Une démocratisation qui passe aussi par la gratuité, ce qui n’exclut cependant pas une rémunération juste des artistes. «Étant moi-même violoniste, je ne me voyais pas sous-payer mes collègues», confirme le président. La sobriété de la programmation – deux concerts sont prévus chaque soir – permet également des prestations de plus longue durée, et «donne l’opportunité à l’artiste de s’exprimer avec plus d’emphase», conclut Phanee de Pool.

Ce programme varié donne le ton aux nouvelles gammes du festival, qui s’apprête à fêter ses 10 ans en grande pompe l’an prochain.
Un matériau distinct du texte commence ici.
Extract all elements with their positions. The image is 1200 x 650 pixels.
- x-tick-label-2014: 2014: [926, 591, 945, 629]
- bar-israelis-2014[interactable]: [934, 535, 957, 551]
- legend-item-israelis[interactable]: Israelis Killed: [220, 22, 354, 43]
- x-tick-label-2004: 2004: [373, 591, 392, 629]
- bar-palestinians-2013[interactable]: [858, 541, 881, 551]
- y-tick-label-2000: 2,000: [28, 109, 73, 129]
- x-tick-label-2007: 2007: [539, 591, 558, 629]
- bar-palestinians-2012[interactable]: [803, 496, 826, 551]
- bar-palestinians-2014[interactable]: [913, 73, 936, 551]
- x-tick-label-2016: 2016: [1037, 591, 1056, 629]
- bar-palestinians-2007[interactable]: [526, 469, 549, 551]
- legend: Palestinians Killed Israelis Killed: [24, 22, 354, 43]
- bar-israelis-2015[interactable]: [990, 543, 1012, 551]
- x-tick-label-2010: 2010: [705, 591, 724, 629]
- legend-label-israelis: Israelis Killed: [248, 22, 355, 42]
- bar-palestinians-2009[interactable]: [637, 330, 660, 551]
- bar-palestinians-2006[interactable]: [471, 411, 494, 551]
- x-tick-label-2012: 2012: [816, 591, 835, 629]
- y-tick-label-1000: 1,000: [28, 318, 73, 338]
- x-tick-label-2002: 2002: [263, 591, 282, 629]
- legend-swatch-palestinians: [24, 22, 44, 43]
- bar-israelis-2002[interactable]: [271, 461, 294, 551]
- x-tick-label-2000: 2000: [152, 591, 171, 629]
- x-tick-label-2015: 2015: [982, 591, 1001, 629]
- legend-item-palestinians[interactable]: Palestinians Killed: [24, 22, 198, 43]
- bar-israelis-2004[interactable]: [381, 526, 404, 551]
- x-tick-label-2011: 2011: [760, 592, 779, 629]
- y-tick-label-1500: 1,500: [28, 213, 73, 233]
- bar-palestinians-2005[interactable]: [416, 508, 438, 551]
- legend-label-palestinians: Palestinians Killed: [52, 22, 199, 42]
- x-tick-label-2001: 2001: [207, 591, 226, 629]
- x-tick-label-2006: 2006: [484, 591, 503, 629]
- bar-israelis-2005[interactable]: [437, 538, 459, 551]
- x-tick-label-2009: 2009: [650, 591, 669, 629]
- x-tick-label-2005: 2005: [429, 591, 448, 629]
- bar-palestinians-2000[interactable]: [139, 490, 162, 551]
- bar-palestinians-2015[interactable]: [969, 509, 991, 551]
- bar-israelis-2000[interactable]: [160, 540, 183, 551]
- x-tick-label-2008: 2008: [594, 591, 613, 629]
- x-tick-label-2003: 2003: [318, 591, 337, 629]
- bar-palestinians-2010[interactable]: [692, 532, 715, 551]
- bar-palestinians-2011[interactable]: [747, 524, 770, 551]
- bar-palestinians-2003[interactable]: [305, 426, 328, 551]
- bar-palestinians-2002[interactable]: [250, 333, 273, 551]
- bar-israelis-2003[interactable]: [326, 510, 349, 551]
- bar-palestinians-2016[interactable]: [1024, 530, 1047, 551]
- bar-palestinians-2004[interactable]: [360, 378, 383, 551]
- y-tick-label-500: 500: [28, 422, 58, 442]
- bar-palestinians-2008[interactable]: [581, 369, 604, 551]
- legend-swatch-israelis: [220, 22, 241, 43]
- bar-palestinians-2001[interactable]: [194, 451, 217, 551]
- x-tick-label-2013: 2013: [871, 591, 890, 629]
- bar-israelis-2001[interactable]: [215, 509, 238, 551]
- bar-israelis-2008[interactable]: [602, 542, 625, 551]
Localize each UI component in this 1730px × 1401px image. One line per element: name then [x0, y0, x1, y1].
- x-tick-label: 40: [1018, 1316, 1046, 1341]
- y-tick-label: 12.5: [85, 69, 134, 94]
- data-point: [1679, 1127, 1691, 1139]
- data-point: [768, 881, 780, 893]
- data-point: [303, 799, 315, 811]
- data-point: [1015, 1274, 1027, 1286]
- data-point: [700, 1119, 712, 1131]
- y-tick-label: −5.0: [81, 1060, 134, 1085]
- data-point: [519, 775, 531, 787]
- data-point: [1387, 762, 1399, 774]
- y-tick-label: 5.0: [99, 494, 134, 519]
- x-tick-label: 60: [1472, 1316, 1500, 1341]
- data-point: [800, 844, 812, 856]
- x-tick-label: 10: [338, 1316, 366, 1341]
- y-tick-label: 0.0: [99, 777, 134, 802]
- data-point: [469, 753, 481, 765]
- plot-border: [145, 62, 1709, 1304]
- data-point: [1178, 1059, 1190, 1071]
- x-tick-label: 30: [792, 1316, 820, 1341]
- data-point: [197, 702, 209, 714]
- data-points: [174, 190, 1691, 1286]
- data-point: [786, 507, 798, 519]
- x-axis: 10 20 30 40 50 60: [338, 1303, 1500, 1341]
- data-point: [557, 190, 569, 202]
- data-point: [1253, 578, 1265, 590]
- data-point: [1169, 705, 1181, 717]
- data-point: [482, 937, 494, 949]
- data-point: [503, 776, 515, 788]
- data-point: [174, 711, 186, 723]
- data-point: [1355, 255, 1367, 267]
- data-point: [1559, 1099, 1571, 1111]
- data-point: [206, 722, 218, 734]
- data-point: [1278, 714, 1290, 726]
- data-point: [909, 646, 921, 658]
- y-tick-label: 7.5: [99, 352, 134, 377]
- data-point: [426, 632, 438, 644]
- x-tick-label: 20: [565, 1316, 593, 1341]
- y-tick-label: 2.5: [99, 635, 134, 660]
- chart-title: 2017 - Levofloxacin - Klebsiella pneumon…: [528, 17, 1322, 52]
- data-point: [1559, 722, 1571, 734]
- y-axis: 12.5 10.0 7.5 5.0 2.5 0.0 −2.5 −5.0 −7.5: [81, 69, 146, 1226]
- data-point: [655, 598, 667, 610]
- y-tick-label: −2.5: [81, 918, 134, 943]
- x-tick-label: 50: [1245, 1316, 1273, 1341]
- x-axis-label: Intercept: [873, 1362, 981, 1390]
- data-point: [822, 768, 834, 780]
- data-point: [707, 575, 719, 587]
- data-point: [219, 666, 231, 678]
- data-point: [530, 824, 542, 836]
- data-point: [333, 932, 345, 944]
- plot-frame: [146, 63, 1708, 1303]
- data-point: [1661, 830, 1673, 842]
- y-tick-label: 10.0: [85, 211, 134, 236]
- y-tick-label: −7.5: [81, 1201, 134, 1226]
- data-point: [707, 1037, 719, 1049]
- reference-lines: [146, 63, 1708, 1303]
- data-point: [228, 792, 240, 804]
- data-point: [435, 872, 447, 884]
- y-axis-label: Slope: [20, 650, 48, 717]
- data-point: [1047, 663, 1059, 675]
Une plongée au coeur de la musique

Mêler interprétation en direct et découverte pédagogique: le 8 février à la salle des Remparts, le public pourra suivre les partitions en temps réel de l’orchestre Amati et explorer la structure des œuvres, le tout grâce à un QR code. Une cinquantaine de musiciens joueront des airs de Mozart et Bach, ainsi que des partitions issues de musiques de films. «Jouer dans un festival nous permet de rencontrer un public qui nous connaît moins, de s’ouvrir à un nouveau lieu, et de partager des dynamiques musicales avec d’autres artistes», explique le chef d’orchestre Marc Tairraz avec enthousiasme. Après le festival, l’ensemble Amati mettra les voiles pour débarquer dans la salle des banquets du Château de Chillon le 28 mars, pour un concert intimiste et inédit.